A falta de representatividade nos comerciais também afeta modelos de pele mais escura, que têm mais dificuldade de conseguir trabalho e recebem, na maioria casos, salários mais baixos, segundo Helder Dias, dono da HDA.

“As de tonalidade clara trabalham muito mais. Alguns clientes dizem para não mandar negras retintas. Pedem estilo Camila Pitanga ou Taís Araújo”, diz ele, cuja agência é especializada em modelos negros.

Segundo a representante interina da ONU Mulheres Brasil, Ana Carolina Querino, essa classificação dos negros de acordo com o tom de pele é mais uma das muitas formas de racismo. “Quanto mais próximo do fenótipo branco, com nariz e lábios mais finos, mais possibilidades a pessoa tem. Isso passa uma falsa sensação de que cresceu a diversidade.”

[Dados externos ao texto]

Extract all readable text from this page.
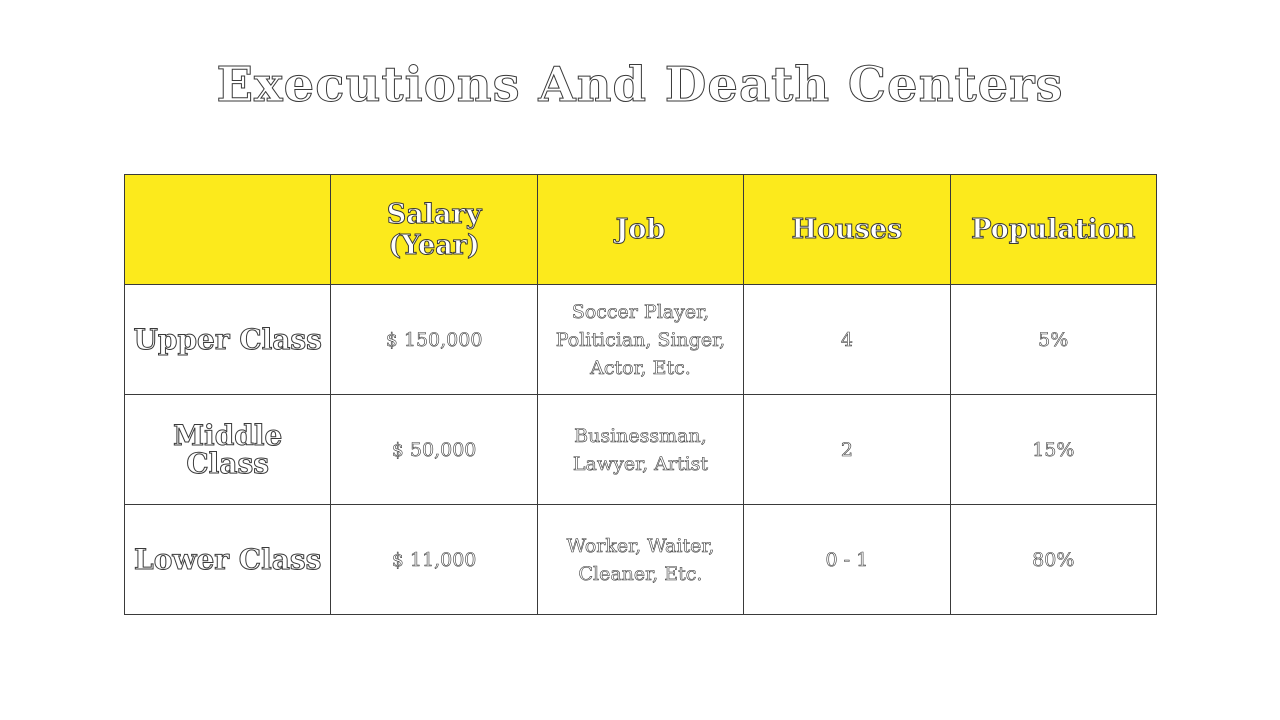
Executions And Death Centers
	Salary (Year)	Job	Houses	Population
Upper Class	$ 150,000	Soccer Player,
Politician, Singer,
Actor, Etc.	4	5%
Middle Class	$ 50,000	Businessman,
Lawyer, Artist	2	15%
Lower Class	$ 11,000	Worker, Waiter,
Cleaner, Etc.	0 - 1	80%
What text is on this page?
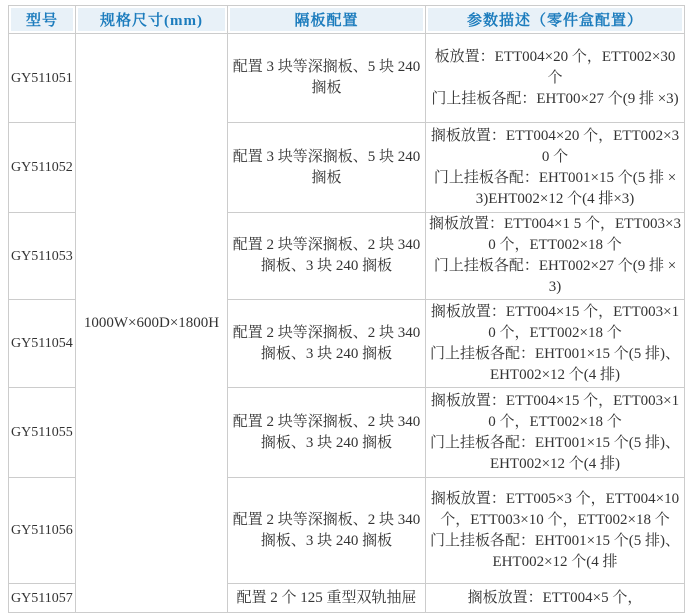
型号	规格尺寸(mm)	隔板配置	参数描述（零件盒配置）
GY511051	1000W×600D×1800H	配置 3 块等深搁板、5 块 240 搁板	板放置：ETT004×20 个，ETT002×30 个
门上挂板各配：EHT00×27 个(9 排 ×3)

GY511052		配置 3 块等深搁板、5 块 240 搁板	搁板放置：ETT004×20 个，ETT002×30 个
门上挂板各配：EHT001×15 个(5 排 × 3)EHT002×12 个(4 排×3)

GY511053		配置 2 块等深搁板、2 块 340 搁板、3 块 240 搁板	搁板放置：ETT004×1 5 个，ETT003×30 个，ETT002×18 个
门上挂板各配：EHT002×27 个(9 排 × 3)

GY511054		配置 2 块等深搁板、2 块 340 搁板、3 块 240 搁板	搁板放置：ETT004×15 个，ETT003×10 个，ETT002×18 个
门上挂板各配：EHT001×15 个(5 排)、EHT002×12 个(4 排)

GY511055		配置 2 块等深搁板、2 块 340 搁板、3 块 240 搁板	搁板放置：ETT004×15 个，ETT003×10 个，ETT002×18 个
门上挂板各配：EHT001×15 个(5 排)、EHT002×12 个(4 排)

GY511056		配置 2 块等深搁板、2 块 340 搁板、3 块 240 搁板	搁板放置：ETT005×3 个，ETT004×10 个，ETT003×10 个，ETT002×18 个
门上挂板各配：EHT001×15 个(5 排)、EHT002×12 个(4 排

GY511057		配置 2 个 125 重型双轨抽屉	搁板放置：ETT004×5 个，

Priscila Sena, que tem a pele mais escura, também nota esse preconceito. Ela começou no ramo aos 15, foi modelo de passarela e de publicidade, e conta que costumava ser chamada apenas quando os produtos eram específicos para mulheres negras. 

“Uma empresa de cosméticos não vai me colocar em um comercial geral da marca. Com isso, o lugar que a gente ocupa fica super restrito.”

Sena diz que, enquanto suas amigas brancas fechavam um trabalho por semana, ela fazia um por mês. Ela ainda é modelo, mas começou um curso para ser aeromoça.

Essa desigualdade no mercado chamou atenção do MPT (Ministério Público do Trabalho). Recentemente, o órgão levantou dados sobre a participação de negros no meio publicitário, como parte de um projeto de promoção da diversidade no trabalho. 

“Fizemos esse mapeamento [nas agências] e existe uma subrepresentação. O segmento tem consciência disso”, diz a procuradora do trabalho Valdirene Assis, gerente do Projeto de Inclusão de Jovens Negras e Negros no Mercado de Trabalho do MPT. 

Em setembro, 15 agências assinaram em São Paulo um pacto com o MPT em que se comprometem a aumentar em 30% a contratação de negros e desenvolver uma política interna de equidade racial. Assis, que também é negra, diz que os números serão divulgados ao final do processo, que deve durar dois anos. 

Há profissionais do setor que também se preocupam com essa disparidade. Em 2017, um grupo criou o movimento PN (Publicitários Negros), que organiza mentorias, capacitações e tem uma espécie de banco de talentos. 

Com isso, esperam suprir uma das lacunas que dificultam a entrada de negros em agências: a falta de networking. A ausência do famoso “quem indica” é apontada como um dos entraves à inserção da mulher negra em empresas em geral, mas é especialmente problemática no meio publicitário, segundo Camila Novaes, que é negra e faz parte do conselho do PN.

“O mercado publicitário ainda é predominantemente masculino, branco e elitista”.